Un ruido sordo invadió sus oídos. Malus sacudió la cabeza, tratando de eliminarlo. El ruido continuó. Entonces, notó las vibraciones en las palmas de las manos y se dio cuenta de qué era lo que lo producía. Cascos de caballos.

Malus se puso en pie, tambaleándose. Debería haber adivinado que los jinetes se limitarían a seguirlo por la superficie. Le llevó un momento distinguir la izquierda de la derecha, pero una vez que lo hizo comenzó a correr hacia la casa de placer.

Estaba a mitad de camino cuando oyó gritos a su espalda. Algo cayó con gran estrépito sobre los adoquines. ¿Una lanza?

Malus no se paró a comprobarlo. Varios druchii se apartaron de su camino mientras avanzaba a tumbos hacia las puertas dobles de la casa de placer y se abría paso hacia el interior.

El olor del incienso y de los vapores narcóticos le produjo un cosquilleo en la nariz mientras se adentraba con paso vacilante en la oscuridad y el calor que había al otro lado de la puerta. Los sirvientes avanzaron con vacilación, sin saber bien qué hacer con un noble ensangrentado, que llevaba una armadura de corsario maltrecha y que se tambaleaba como si estuviera borracho en la entrada. Un criado armado dio un paso al frente, extendiendo la mano.

—Sus armas, señor —dijo.

Malus rió, mostrándole las manos vacías, y apartó al perplejo guardia de un empujón. Su cuerpo se movía sólo por instinto, empujado por recuerdos de borracheras de años atrás. El noble se dirigió hacia la izquierda, localizó la escalera casi al instante y se apresuró a descender, adentrándose en la oscuridad perfumada.

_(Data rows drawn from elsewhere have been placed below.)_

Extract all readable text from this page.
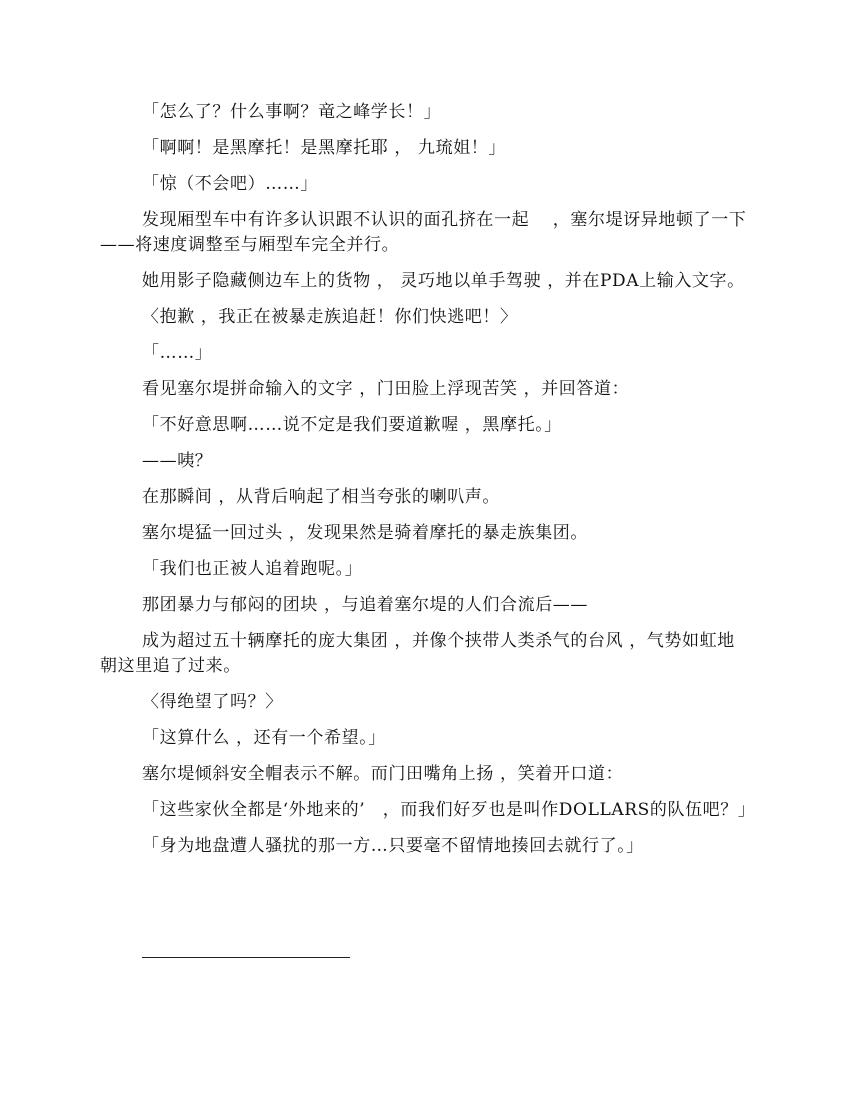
「怎么了？什么事啊？竜之峰学长！」

「啊啊！是黑摩托！是黑摩托耶 ， 九琉姐！」

「惊（不会吧）……」

发现厢型车中有许多认识跟不认识的面孔挤在一起　 ，塞尔堤讶异地顿了一下——将速度调整至与厢型车完全并行。

她用影子隐藏侧边车上的货物 ， 灵巧地以单手驾驶 ，并在PDA上输入文字。

〈抱歉 ，我正在被暴走族追赶！你们快逃吧！〉

「……」

看见塞尔堤拼命输入的文字 ，门田脸上浮现苦笑 ，并回答道：

「不好意思啊……说不定是我们要道歉喔 ，黑摩托。」

——咦？

在那瞬间 ，从背后响起了相当夸张的喇叭声。

塞尔堤猛一回过头 ，发现果然是骑着摩托的暴走族集团。

「我们也正被人追着跑呢。」

那团暴力与郁闷的团块 ，与追着塞尔堤的人们合流后——

成为超过五十辆摩托的庞大集团 ，并像个挟带人类杀气的台风 ，气势如虹地朝这里追了过来。

〈得绝望了吗？〉

「这算什么 ，还有一个希望。」

塞尔堤倾斜安全帽表示不解。而门田嘴角上扬 ，笑着开口道：

「这些家伙全都是‘外地来的’　，而我们好歹也是叫作DOLLARS的队伍吧？」

「身为地盘遭人骚扰的那一方…只要毫不留情地揍回去就行了。」
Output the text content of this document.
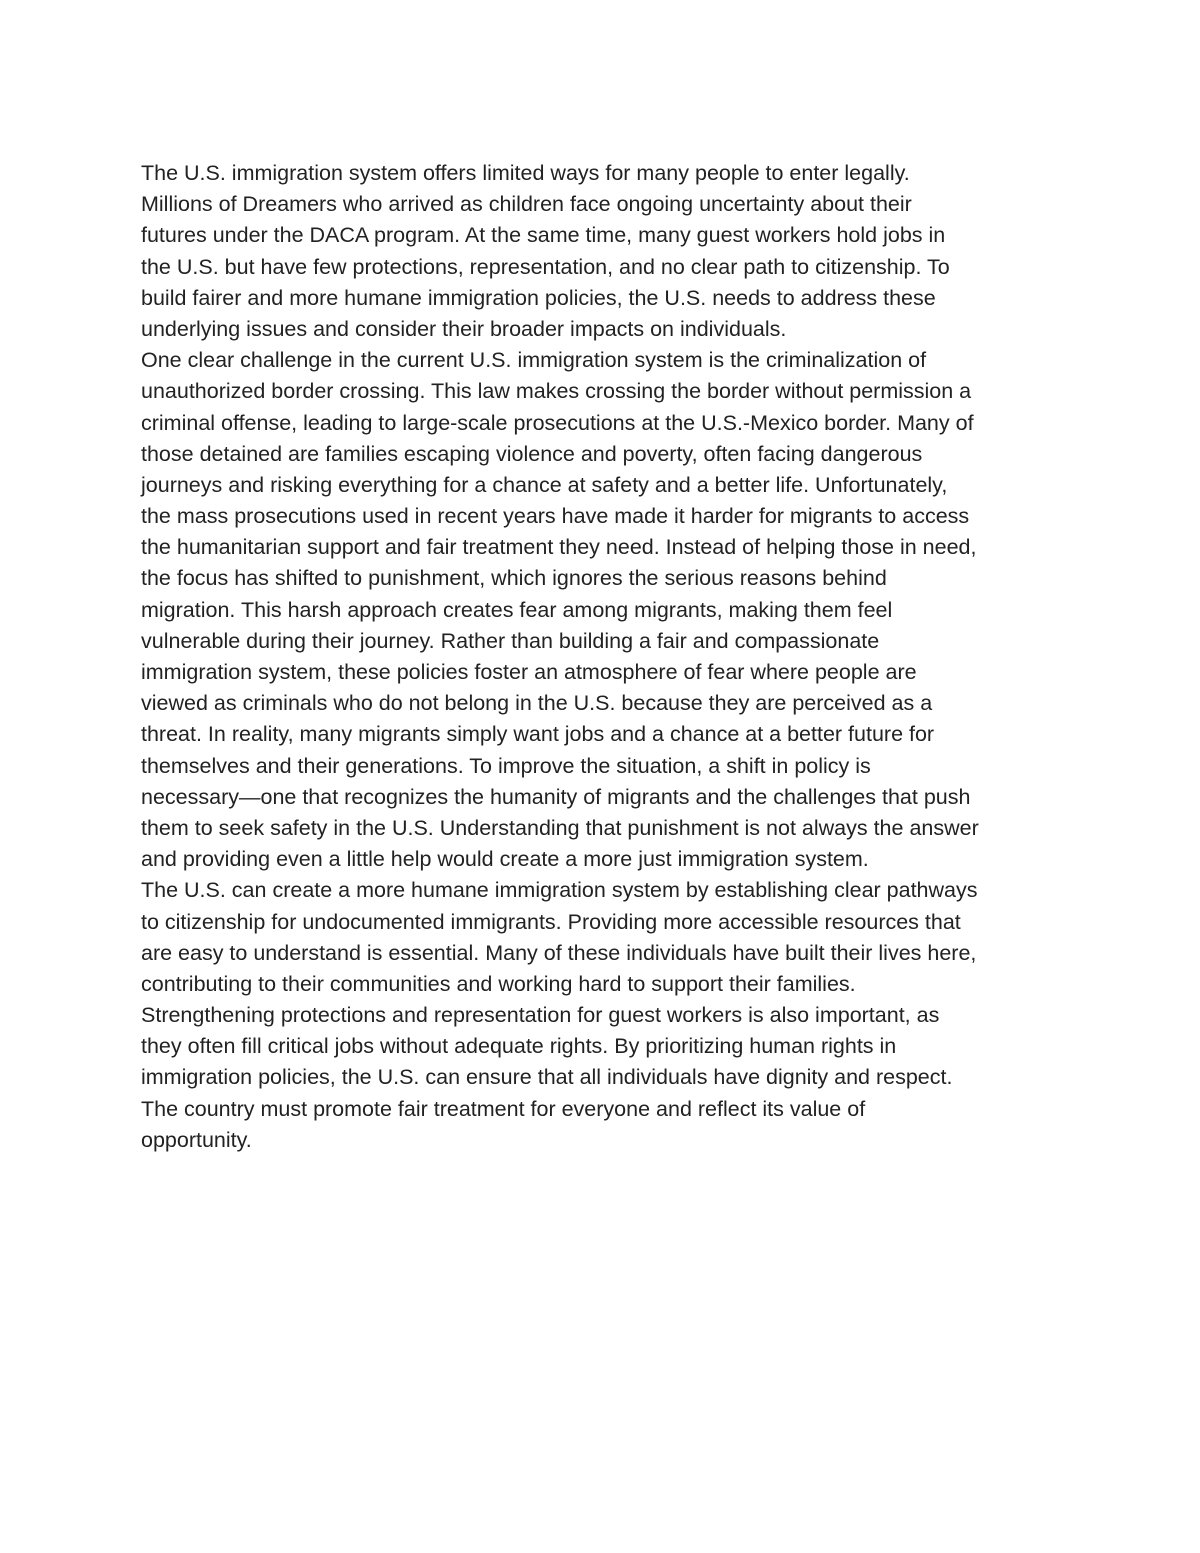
The U.S. immigration system offers limited ways for many people to enter legally.
Millions of Dreamers who arrived as children face ongoing uncertainty about their
futures under the DACA program. At the same time, many guest workers hold jobs in
the U.S. but have few protections, representation, and no clear path to citizenship. To
build fairer and more humane immigration policies, the U.S. needs to address these
underlying issues and consider their broader impacts on individuals.
One clear challenge in the current U.S. immigration system is the criminalization of
unauthorized border crossing. This law makes crossing the border without permission a
criminal offense, leading to large-scale prosecutions at the U.S.-Mexico border. Many of
those detained are families escaping violence and poverty, often facing dangerous
journeys and risking everything for a chance at safety and a better life. Unfortunately,
the mass prosecutions used in recent years have made it harder for migrants to access
the humanitarian support and fair treatment they need. Instead of helping those in need,
the focus has shifted to punishment, which ignores the serious reasons behind
migration. This harsh approach creates fear among migrants, making them feel
vulnerable during their journey. Rather than building a fair and compassionate
immigration system, these policies foster an atmosphere of fear where people are
viewed as criminals who do not belong in the U.S. because they are perceived as a
threat. In reality, many migrants simply want jobs and a chance at a better future for
themselves and their generations. To improve the situation, a shift in policy is
necessary—one that recognizes the humanity of migrants and the challenges that push
them to seek safety in the U.S. Understanding that punishment is not always the answer
and providing even a little help would create a more just immigration system.
The U.S. can create a more humane immigration system by establishing clear pathways
to citizenship for undocumented immigrants. Providing more accessible resources that
are easy to understand is essential. Many of these individuals have built their lives here,
contributing to their communities and working hard to support their families.
Strengthening protections and representation for guest workers is also important, as
they often fill critical jobs without adequate rights. By prioritizing human rights in
immigration policies, the U.S. can ensure that all individuals have dignity and respect.
The country must promote fair treatment for everyone and reflect its value of
opportunity.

La escalera bajaba formando una amplia y lenta espiral, y pasaba por puertas con cortinas de suave piel de foca. De aquellas habitaciones salían débiles sonidos: risas, gemidos apasionados o jadeos de dolor. La música invadía el aire denso, fluyendo lánguidamente desde alguna habitación oculta. Malus siguió adelante; apresuraba el paso cuando comenzó a oír arriba gritos apremiantes.

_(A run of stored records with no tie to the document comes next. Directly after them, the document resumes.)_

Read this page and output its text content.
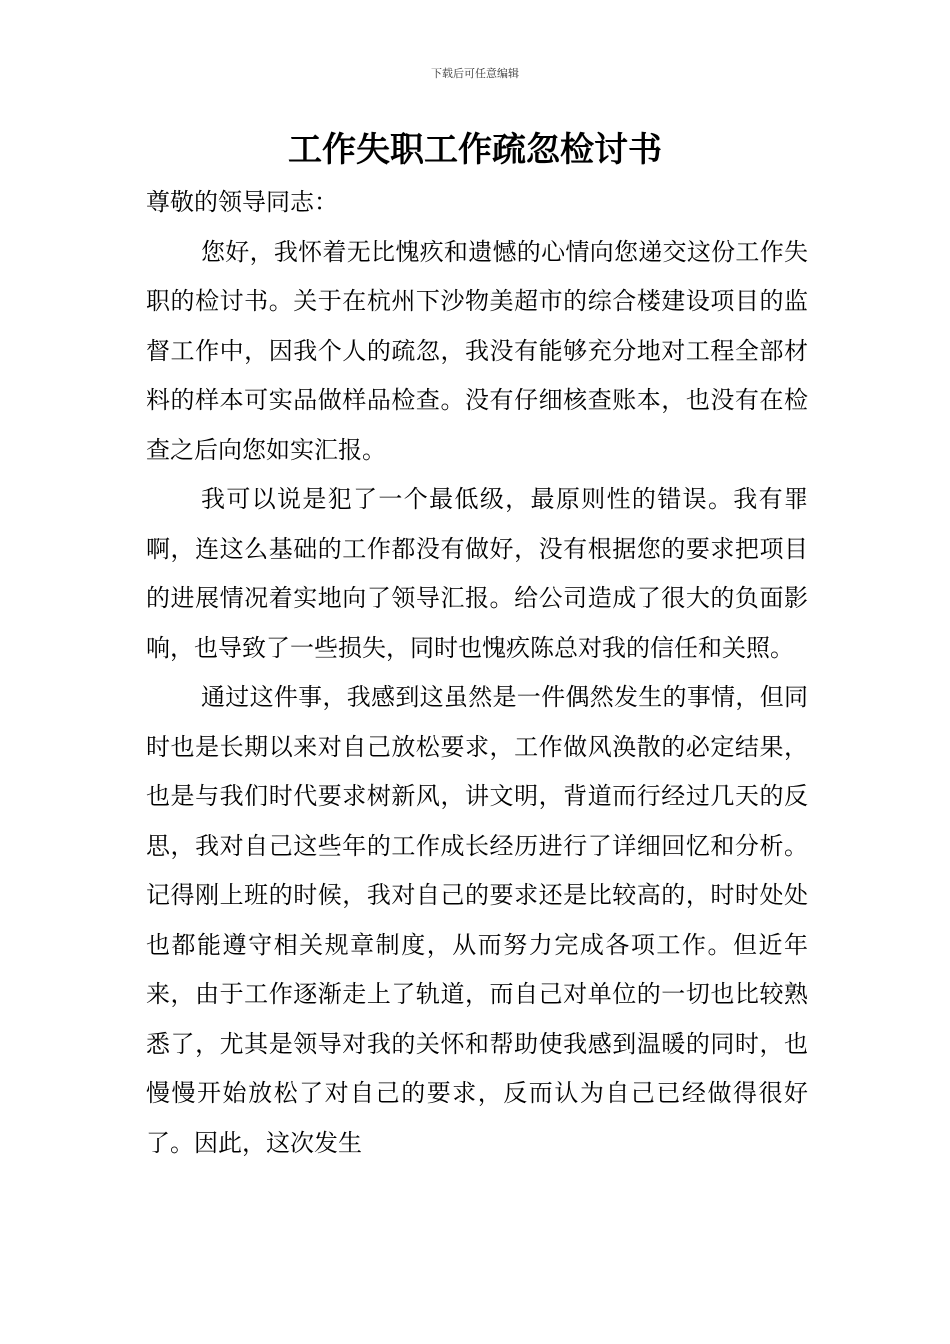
下载后可任意编辑
工作失职工作疏忽检讨书

尊敬的领导同志：

您好，我怀着无比愧疚和遗憾的心情向您递交这份工作失职的检讨书。关于在杭州下沙物美超市的综合楼建设项目的监督工作中，因我个人的疏忽，我没有能够充分地对工程全部材料的样本可实品做样品检查。没有仔细核查账本，也没有在检查之后向您如实汇报。

我可以说是犯了一个最低级，最原则性的错误。我有罪啊，连这么基础的工作都没有做好，没有根据您的要求把项目的进展情况着实地向了领导汇报。给公司造成了很大的负面影响，也导致了一些损失，同时也愧疚陈总对我的信任和关照。

通过这件事，我感到这虽然是一件偶然发生的事情，但同时也是长期以来对自己放松要求，工作做风涣散的必定结果，也是与我们时代要求树新风，讲文明，背道而行经过几天的反思，我对自己这些年的工作成长经历进行了详细回忆和分析。记得刚上班的时候，我对自己的要求还是比较高的，时时处处也都能遵守相关规章制度，从而努力完成各项工作。但近年来，由于工作逐渐走上了轨道，而自己对单位的一切也比较熟悉了，尤其是领导对我的关怀和帮助使我感到温暖的同时，也慢慢开始放松了对自己的要求，反而认为自己已经做得很好了。因此，这次发生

Su descenso se detuvo en una habitación circular iluminada por braseros incandescentes. Había ocho puertas alrededor del perímetro de la habitación, y cada una de ellas conducía a una habitación suntuosa, reservada para los ricos o los nobles; los sirvientes entraban y salían por aquellas puertas, llevando bandejas de bebidas. Encima de cada entrada se cernían bestias fantásticas: dragones, mantícoras, quimeras, y cosas así. Una de las puertas estaba enmarcada por un par de nauglirs agazapados. Malus cruzó la habitación con una sonrisa ávida y abrió la puerta de par en par.

Al otro lado había una habitación octogonal iluminada por los carbones ardientes de media docena de braseros. El suelo de piedra estaba cubierto de cojines y alfombras alrededor de bandejas repletas de pan, queso y fruta. Las botellas de vino brillaban bajo la tenue luz y el aire estaba lleno de un humo azul y espeso. Seis figuras encapuchadas, envueltas en capas autarii, estaban tendidas sobre los cojines, entreteniéndose con un número similar de esclavas elfas y humanas.

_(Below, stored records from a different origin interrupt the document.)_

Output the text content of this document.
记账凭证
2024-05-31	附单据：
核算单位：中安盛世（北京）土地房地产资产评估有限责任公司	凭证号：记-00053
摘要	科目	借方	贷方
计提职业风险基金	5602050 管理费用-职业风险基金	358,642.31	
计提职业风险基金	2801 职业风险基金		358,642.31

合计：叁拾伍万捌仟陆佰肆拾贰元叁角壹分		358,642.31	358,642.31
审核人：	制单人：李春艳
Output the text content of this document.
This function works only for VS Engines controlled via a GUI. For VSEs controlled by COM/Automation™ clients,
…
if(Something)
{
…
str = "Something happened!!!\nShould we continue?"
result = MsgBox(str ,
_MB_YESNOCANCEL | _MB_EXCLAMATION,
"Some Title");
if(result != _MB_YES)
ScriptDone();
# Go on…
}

Se oyeron gritos airados provenientes de las escaleras. Malus cruzó la habitación tambaleándose, dando tumbos por las suaves y traicioneras alfombras. Los esclavos se dispersaron cuando se dirigió hacia una bandeja de carne asada cerca del centro de la habitación. Sus ojos se posaron en el cuchillo largo y de hoja ancha que había junto al tenedor de trinchar, en el borde de la bandeja.